Investors turn to emerging market debt after Trump tariffs hit U.S. Treasurys.
Investors have been piling into emerging market bonds as Treasurys’ long-held reputation as a safe haven took a beating following U.S. President Donald Trump’s “reciprocal” tariffs.
Emerging market local currency bond yields slid by 13 basis points between April 2 — when Trump announced the tariffs — and April 25, according to the most recent data provided by JPMorgan. In contrast, the benchmark 10-year Treasury yield rose by more than 7 basis points during the same period.
Investors, particularly those in the U.S., are beginning to view emerging markets through an “entirely new lens,” said Paul Benson, head of systematic fixed income at Insight Investment.
In the past, when U.S. investors tried to invest overseas such as in emerging market bonds, they often lost money once the dollar strengthened, Benson said. A strong dollar shrinks the profits from investments made in other currencies.
“But the Sturm und Drang of 2025 has finally turned the tables,” he said, adding that the relative underperformance of U.S. risk assets and even typical safe havens such as the greenback and Treasurys has intrigued domestic investors about opportunities they may be missing abroad.
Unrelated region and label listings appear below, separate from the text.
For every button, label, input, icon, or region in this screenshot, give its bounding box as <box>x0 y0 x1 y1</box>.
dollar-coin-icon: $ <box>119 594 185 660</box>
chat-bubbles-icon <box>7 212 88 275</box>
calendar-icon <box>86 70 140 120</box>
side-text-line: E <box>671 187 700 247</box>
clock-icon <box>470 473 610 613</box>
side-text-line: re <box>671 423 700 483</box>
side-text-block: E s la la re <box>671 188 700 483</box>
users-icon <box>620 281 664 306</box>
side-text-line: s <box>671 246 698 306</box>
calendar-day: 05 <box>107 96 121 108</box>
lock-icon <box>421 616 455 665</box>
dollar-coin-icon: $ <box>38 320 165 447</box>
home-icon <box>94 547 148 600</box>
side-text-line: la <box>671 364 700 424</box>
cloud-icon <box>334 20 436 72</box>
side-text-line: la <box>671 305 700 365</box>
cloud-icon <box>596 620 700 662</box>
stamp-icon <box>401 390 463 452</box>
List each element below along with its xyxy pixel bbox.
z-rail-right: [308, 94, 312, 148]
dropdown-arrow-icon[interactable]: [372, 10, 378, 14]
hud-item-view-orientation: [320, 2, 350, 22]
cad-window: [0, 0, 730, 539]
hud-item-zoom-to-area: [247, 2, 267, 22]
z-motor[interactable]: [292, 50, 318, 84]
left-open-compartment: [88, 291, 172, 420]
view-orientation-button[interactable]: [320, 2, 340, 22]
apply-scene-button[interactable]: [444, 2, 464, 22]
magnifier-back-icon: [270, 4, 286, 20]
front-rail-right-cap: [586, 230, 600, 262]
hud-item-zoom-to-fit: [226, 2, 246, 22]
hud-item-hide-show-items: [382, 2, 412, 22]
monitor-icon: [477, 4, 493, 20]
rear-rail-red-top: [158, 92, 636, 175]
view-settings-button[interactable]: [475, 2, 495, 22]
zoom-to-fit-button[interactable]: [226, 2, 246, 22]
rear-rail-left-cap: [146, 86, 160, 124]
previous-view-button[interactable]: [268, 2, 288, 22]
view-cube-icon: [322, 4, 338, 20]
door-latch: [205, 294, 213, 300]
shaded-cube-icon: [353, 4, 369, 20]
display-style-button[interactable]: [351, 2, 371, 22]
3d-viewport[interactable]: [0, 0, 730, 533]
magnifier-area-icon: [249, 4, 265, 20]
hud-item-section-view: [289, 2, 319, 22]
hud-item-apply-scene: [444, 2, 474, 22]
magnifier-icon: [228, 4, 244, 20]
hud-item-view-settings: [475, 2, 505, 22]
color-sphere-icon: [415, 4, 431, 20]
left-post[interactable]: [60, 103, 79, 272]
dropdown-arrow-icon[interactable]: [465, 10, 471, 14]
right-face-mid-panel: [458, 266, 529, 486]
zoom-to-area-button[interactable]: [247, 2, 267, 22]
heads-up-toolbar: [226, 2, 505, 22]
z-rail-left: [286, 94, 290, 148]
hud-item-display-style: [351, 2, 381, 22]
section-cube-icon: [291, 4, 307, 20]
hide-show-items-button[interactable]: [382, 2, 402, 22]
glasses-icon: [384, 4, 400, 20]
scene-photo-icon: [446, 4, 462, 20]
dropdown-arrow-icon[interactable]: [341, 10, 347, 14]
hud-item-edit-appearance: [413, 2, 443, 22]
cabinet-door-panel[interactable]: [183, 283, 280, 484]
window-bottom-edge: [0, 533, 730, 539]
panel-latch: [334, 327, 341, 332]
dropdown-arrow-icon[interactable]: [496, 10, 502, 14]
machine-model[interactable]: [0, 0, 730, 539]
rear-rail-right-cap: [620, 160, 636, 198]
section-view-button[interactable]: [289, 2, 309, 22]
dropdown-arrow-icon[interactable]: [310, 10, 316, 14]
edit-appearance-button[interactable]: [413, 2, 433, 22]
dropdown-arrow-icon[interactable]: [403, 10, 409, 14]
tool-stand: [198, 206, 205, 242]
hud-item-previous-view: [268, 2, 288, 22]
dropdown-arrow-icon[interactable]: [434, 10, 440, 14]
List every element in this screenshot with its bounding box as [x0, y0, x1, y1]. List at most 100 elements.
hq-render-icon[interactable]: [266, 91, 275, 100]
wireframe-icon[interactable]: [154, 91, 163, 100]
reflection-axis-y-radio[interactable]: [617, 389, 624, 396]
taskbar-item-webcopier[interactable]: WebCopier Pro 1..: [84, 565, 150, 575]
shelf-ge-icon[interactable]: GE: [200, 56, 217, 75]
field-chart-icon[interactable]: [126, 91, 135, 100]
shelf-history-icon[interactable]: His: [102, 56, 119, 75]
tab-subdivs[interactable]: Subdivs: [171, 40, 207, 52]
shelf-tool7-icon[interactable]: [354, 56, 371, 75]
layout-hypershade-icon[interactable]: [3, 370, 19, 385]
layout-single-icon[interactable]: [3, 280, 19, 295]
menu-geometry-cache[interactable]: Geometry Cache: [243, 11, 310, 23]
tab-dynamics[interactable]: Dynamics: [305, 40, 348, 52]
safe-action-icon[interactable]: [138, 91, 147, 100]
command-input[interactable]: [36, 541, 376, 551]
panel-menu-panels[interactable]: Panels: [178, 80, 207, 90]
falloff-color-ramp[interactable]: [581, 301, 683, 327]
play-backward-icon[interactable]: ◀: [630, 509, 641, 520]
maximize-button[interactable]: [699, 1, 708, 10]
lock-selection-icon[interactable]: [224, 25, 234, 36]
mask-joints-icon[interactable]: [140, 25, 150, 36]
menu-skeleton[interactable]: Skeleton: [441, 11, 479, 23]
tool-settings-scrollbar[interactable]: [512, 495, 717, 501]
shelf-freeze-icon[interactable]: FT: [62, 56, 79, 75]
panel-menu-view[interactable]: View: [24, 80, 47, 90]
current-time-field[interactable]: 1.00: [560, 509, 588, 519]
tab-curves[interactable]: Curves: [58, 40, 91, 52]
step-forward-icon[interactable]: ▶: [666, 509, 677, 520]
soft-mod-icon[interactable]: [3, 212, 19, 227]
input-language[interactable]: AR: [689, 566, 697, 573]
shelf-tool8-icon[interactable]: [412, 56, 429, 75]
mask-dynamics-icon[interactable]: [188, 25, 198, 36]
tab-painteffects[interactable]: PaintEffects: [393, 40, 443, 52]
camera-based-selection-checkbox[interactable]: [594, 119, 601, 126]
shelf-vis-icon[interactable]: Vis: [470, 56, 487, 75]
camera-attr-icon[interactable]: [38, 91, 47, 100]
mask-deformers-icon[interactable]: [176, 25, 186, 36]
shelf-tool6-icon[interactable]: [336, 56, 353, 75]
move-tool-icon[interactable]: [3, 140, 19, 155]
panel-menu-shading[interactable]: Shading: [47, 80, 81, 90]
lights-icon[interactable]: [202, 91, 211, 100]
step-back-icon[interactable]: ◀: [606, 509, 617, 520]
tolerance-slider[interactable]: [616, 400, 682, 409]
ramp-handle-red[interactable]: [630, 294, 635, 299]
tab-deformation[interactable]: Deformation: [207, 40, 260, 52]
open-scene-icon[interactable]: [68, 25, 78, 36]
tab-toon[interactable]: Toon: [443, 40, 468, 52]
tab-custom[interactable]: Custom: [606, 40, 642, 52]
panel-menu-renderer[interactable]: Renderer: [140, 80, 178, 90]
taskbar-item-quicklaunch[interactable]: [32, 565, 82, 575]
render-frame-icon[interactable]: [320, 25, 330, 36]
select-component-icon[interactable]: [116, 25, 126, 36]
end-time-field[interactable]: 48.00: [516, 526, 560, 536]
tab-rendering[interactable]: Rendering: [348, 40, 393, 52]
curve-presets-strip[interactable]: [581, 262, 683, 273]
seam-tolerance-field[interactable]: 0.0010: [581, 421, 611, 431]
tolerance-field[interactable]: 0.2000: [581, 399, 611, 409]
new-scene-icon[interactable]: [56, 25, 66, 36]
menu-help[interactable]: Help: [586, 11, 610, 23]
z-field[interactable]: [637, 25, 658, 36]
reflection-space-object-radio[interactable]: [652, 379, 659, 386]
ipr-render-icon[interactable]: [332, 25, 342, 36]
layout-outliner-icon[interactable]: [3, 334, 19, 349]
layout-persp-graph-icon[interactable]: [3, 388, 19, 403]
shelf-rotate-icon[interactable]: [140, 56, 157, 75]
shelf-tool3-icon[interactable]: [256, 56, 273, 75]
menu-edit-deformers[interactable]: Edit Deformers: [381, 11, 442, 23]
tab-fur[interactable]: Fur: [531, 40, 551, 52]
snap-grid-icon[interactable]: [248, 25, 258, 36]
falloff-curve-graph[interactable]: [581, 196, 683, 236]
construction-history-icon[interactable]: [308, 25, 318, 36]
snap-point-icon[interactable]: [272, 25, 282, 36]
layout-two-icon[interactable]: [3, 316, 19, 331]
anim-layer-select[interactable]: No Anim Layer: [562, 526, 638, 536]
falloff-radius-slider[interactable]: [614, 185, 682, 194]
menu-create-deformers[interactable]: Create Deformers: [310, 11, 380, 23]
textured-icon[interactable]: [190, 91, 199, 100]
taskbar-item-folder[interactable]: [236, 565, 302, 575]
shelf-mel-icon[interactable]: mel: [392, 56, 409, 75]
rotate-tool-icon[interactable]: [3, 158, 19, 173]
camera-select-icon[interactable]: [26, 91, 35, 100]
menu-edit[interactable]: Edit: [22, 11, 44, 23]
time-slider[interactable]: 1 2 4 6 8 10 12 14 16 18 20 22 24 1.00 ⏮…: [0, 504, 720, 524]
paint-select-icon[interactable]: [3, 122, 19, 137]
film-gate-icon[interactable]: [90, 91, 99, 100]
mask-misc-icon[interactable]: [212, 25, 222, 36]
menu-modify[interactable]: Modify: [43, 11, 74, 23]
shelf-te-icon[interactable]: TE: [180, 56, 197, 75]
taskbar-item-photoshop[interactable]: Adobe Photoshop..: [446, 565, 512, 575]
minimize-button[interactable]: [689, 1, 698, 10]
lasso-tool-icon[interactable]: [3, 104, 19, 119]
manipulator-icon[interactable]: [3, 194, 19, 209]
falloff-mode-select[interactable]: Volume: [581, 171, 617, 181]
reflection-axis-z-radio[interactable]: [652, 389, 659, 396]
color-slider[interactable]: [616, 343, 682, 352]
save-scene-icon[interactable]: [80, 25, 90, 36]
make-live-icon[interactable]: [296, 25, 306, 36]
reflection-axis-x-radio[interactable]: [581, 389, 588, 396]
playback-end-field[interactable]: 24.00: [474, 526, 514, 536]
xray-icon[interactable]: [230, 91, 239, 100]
Aberdeen Investments’ director of fixed income Viktor Szabó, said that while he likes emerging market local currency bonds, it is still “early days” to determine exactly where global investors are rotating their bond positions. Aberdeen also noted that rather than pulling out from U.S. sovereign debt outright, some investors have rotated from the long-dated bonds to short-duration ones like the 2-year Treasurys.
U.S. 2-year Treasury yields fell in the days that followed Trump’s April 2 tariffs while the 30-year Treasury yield saw a more than 30 basis points spike within a week. The benchmark 10-year yield also rose by 30 basis points.